Chapter 54

It was a Thursday evening.

Freen was on the other side of the apartment doing something with her phone – standing at the window the way she always stood at windows, looking at the city, which Becky had learned was not actually looking at the city but was something else that used the city as a surface.

Becky was supposed to be reading a brief.

She was not reading the brief.

It had started as a thought. A passing thing. She had looked up from the brief to rest her eyes and Freen had been at the window and the thought had arrived and then it had not left.

She had noticed things about Freen since day one.

This was not new information. She had built a careful professional file of observations from the first morning – the exits she knew, the coverage she maintained, the small inconsistencies that didn’t fit the cover. She had filed them methodically and drawn conclusions from them and eventually those conclusions had been correct.

That file was not what she was thinking about now.

She was thinking about a different file.

The one she had not been building on purpose.

The way Freen sat.

Completely still unless she was moving – no fidgeting, no shifting, no unconscious adjustments. Most people moved constantly without knowing it. Freen didn’t. When she was still she was entirely still and when she moved she moved with a purpose that was so complete it looked like stillness from a distance.

Becky had watched this for months without naming it.

She was naming it now.

The scar on her left hand.

Small. Below the knuckle of her ring finger. Old enough to be fully healed, faded to a thin pale line. Becky had noticed it in week two and had filed it under inconsistency – junior associates don’t usually have hand scars in that location and had moved on.

She thought about it differently now.

She had not asked about it. She had meant to – there had been moments when it would have been natural, lying in the dark, the easy conversation of two people who had stopped needing reasons to say things. She had meant to and hadn’t.

She would ask. At some point.

Not tonight. Tonight she was reading a brief.

She looked at the brief.

The way Freen looked at doorways.

Every one. Every time. The particular quality of attention she gave to an entrance – not obvious, not the exaggerated awareness of someone performing alertness. Just a brief orienting, a taking-in, the same way other people glanced at their phones when they entered a space. Automatic. Entirely habitual.

Becky had walked through approximately four hundred doorways with Freen in the past months.

She had noticed this four hundred times.

She had not said anything four hundred times because it was not her thing to say something about and because watching Freen orient to a room was – she looked for the right word and found it – reassuring.

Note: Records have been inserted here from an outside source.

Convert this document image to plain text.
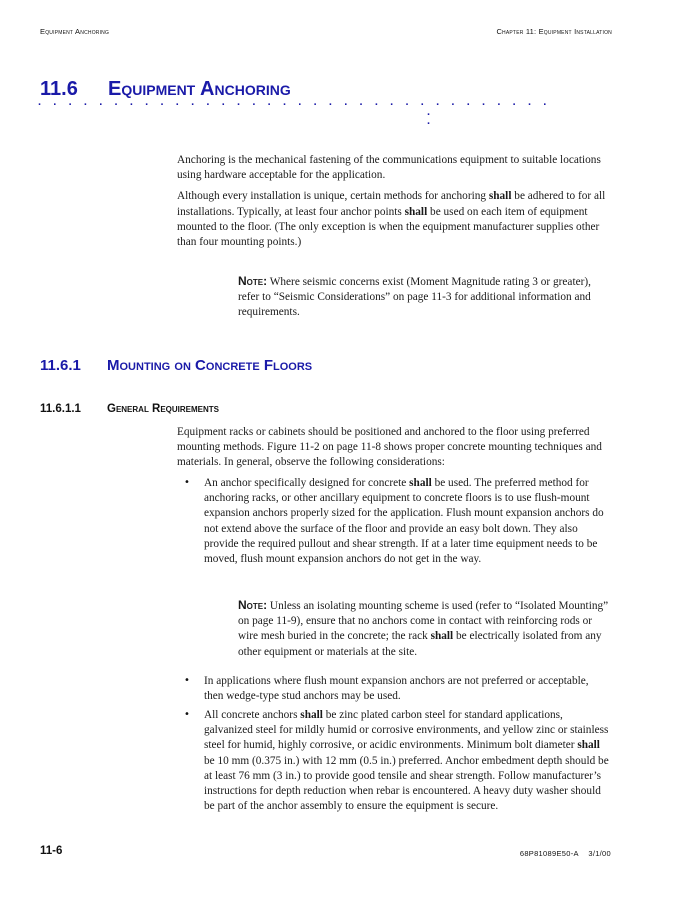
Equipment Anchoring	Chapter 11: Equipment Installation
11.6 Equipment Anchoring
. . . . . . . . . . . . . . . . . . . . . . . . . . . . . . . . . .
.
.

Anchoring is the mechanical fastening of the communications equipment to suitable locations using hardware acceptable for the application.

Although every installation is unique, certain methods for anchoring shall be adhered to for all installations. Typically, at least four anchor points shall be used on each item of equipment mounted to the floor. (The only exception is when the equipment manufacturer supplies other than four mounting points.)

Note: Where seismic concerns exist (Moment Magnitude rating 3 or greater), refer to “Seismic Considerations” on page 11-3 for additional information and requirements.

11.6.1 Mounting on Concrete Floors
11.6.1.1 General Requirements

Equipment racks or cabinets should be positioned and anchored to the floor using preferred mounting methods. Figure 11-2 on page 11-8 shows proper concrete mounting techniques and materials. In general, observe the following considerations:

• An anchor specifically designed for concrete shall be used. The preferred method for anchoring racks, or other ancillary equipment to concrete floors is to use flush-mount expansion anchors properly sized for the application. Flush mount expansion anchors do not extend above the surface of the floor and provide an easy bolt down. They also provide the required pullout and shear strength. If at a later time equipment needs to be moved, flush mount expansion anchors do not get in the way.

Note: Unless an isolating mounting scheme is used (refer to “Isolated Mounting” on page 11-9), ensure that no anchors come in contact with reinforcing rods or wire mesh buried in the concrete; the rack shall be electrically isolated from any other equipment or materials at the site.

• In applications where flush mount expansion anchors are not preferred or acceptable, then wedge-type stud anchors may be used.

• All concrete anchors shall be zinc plated carbon steel for standard applications, galvanized steel for mildly humid or corrosive environments, and yellow zinc or stainless steel for humid, highly corrosive, or acidic environments. Minimum bolt diameter shall be 10 mm (0.375 in.) with 12 mm (0.5 in.) preferred. Anchor embedment depth should be at least 76 mm (3 in.) to provide good tensile and shear strength. Follow manufacturer’s instructions for depth reduction when rebar is encountered. A heavy duty washer should be part of the anchor assembly to ensure the equipment is secure.

11-6	68P81089E50-A 3/1/00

In a way she had not expected and had not examined until now.

She was examining it now.

The way Freen looked at her.

This was the one she had been circling.

Not the operational look – she knew that one, had catalogued it, the specific quality of surveillance that she had eventually identified correctly and filed correctly. Not the professional look, the careful controlled expression Freen used in rooms with other people.

The other one.

The one that existed when it was just the two of them and nothing professional between them. The one from the restaurant and the courthouse steps and three in the morning and Sunday mornings. The one that was – Becky turned the word over – specific. Particular. The way Freen looked at nothing else and nobody else.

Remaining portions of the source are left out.